What’s the top hit when you google Louise Nevelson, Dorothea Lange, or Betye Saar? Wikipedia, of course. The online encyclopedia anyone can edit, Wikipedia features 22 million articles edited by 1 million+ volunteer editors in 285 languages.
Of those editors, however, only 9% are women—a fact that affects what gets written about and how. “People write about what they find interesting,” a longtime Wikipedian told me last Saturday at a Wikipedia edit-a-thon focused on boosting coverage of women. “And who people are affects what they find interesting.”
Edit-a-thon organizer Sarah Stierch, a Wikimedia Foundation fellow who just concluded a stint as Wikipedian-in-Residence at the Smithsonian, told me that only one in five biographies on Wikipedia cover women. And articles on women, including women artists, tend to be shorter than comparable ones on men.
By way of example, Mary Corse and Helen Pashgian, two of the women artists featured in Pacific Standard Time, have no entry. They’re “redlinks,” meaning they’re referenced in other articles but don’t have their own page. Riko Mizuno: redlink. Gertrud Natzler: redlink. (Here’s Otto Natzler’s page.)
At the edit-a-thon, I turned a redlink into a stub by starting an entry on Esther Baum Born, a Bay Area architectural photographer whose work is represented in the Research Institute’s special collections, as well as at UC Berkeley and the University of Arizona. Since then, three other editors have expanded and improved on it. (Thanks to a librarian colleague at the GRI for tipping me about Born!)
Women aren’t the only ones underrepresented on Wikipedia, for a variety of demographic reasons. The typical Wikipedian tends toward math, science, and pop culture, not art and the humanities. But we art geeks are out there, and yes, we like to edit!
If you want to turn a redlink into a stub, or a stub into an article, more communal editing will take place this weekend at Wiknics around the world. The L.A. meet-up is happening in Pan Pacific Park, so you can participate in the biggest and most democratic knowledge project the world has ever seen while scarfing a hot dog.
So true. I started one on women artists back in 2005 and wrote some on Catherina Hemessen and a few others. My women artist one was of course something from work that I had hoped the Internet hive mind would amend. I was just last night reading the comments for women artists. Other than slamming the writing and complaining, there weren’t major positive changes in the article since 2006. I was kinda stunned.

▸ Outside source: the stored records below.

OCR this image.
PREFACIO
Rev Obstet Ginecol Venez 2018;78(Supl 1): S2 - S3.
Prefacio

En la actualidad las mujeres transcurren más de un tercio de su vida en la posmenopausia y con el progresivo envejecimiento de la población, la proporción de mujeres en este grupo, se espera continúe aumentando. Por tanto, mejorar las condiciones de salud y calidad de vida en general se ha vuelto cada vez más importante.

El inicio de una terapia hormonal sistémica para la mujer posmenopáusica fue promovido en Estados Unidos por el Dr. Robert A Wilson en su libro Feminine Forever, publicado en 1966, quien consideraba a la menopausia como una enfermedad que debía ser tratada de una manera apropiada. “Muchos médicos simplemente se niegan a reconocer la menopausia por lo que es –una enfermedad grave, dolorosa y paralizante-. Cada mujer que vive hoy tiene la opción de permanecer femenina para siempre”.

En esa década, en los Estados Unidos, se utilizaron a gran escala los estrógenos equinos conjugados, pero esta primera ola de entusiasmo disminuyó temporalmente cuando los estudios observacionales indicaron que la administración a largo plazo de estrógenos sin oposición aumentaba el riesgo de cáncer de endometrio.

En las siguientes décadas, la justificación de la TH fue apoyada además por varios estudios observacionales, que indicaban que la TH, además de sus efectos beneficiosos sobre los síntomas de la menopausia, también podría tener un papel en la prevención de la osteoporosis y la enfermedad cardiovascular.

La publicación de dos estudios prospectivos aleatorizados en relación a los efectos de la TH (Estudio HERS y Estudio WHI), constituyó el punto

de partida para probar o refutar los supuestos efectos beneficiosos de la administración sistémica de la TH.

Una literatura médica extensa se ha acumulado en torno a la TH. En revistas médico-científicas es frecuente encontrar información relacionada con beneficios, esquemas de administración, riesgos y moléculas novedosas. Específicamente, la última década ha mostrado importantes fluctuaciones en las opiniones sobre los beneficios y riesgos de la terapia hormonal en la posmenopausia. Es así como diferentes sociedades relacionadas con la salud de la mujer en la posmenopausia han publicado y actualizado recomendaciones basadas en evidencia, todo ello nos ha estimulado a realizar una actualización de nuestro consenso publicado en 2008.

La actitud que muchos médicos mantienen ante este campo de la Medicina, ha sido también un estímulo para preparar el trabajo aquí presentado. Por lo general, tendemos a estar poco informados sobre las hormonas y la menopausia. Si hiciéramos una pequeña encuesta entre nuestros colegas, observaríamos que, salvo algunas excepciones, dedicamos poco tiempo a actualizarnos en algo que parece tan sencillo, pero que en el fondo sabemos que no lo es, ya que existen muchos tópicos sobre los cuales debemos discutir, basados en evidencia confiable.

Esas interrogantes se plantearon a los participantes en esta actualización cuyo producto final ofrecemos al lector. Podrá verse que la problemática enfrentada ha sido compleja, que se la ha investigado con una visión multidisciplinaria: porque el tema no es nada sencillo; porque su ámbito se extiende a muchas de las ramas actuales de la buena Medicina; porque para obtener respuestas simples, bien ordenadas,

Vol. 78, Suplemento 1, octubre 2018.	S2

I do think it is about who is doing the writing. I was thinking about asking my interns to add articles from their research this summer just in a small effort to help the situation.
Hi Artlust, thanks so much for sharing your experience. That is very disspiriting, but good for you for contributing! The new drive to diversify Wikipedia editors (including geographically) will hopefully attract more women and members of other under-Wikified groups.
Love the idea to have interns contribute their research. People write about what interests them, but they also write about what they know–and who better to contribute than someone who has spent the summer immersed in a topic? At the edit-a-thon there was a student from UC Berkeley who told me about some experiments on campus to have students contribute articles on Wikipedia in lieu of more traditional assignments. He said there was some skepticism at first, but very quickly the students grew enthusiastic about being able to make a contribution that would last well beyond their semester.
Australian readers might be interested to contribute to this timeline on feminist art in Australia: http://en.wikipedia.org/wiki/Australian_feminist_art_timeline
Great list, thanks for the tip! The Timeline of Feminist Art on Wikipedia concentrates on U.S. art, but isn’t marked as such 🙂
http://en.wikipedia.org/wiki/Feminist_art#Timeline_of_Feminist_Art
Wikipedia has its own culture and rules. I would like to recommend “How Wikipedia Works” by Phoebe Ayers, Charles Matthews, and Ben Yates, if you would like to have a well-curated introduction.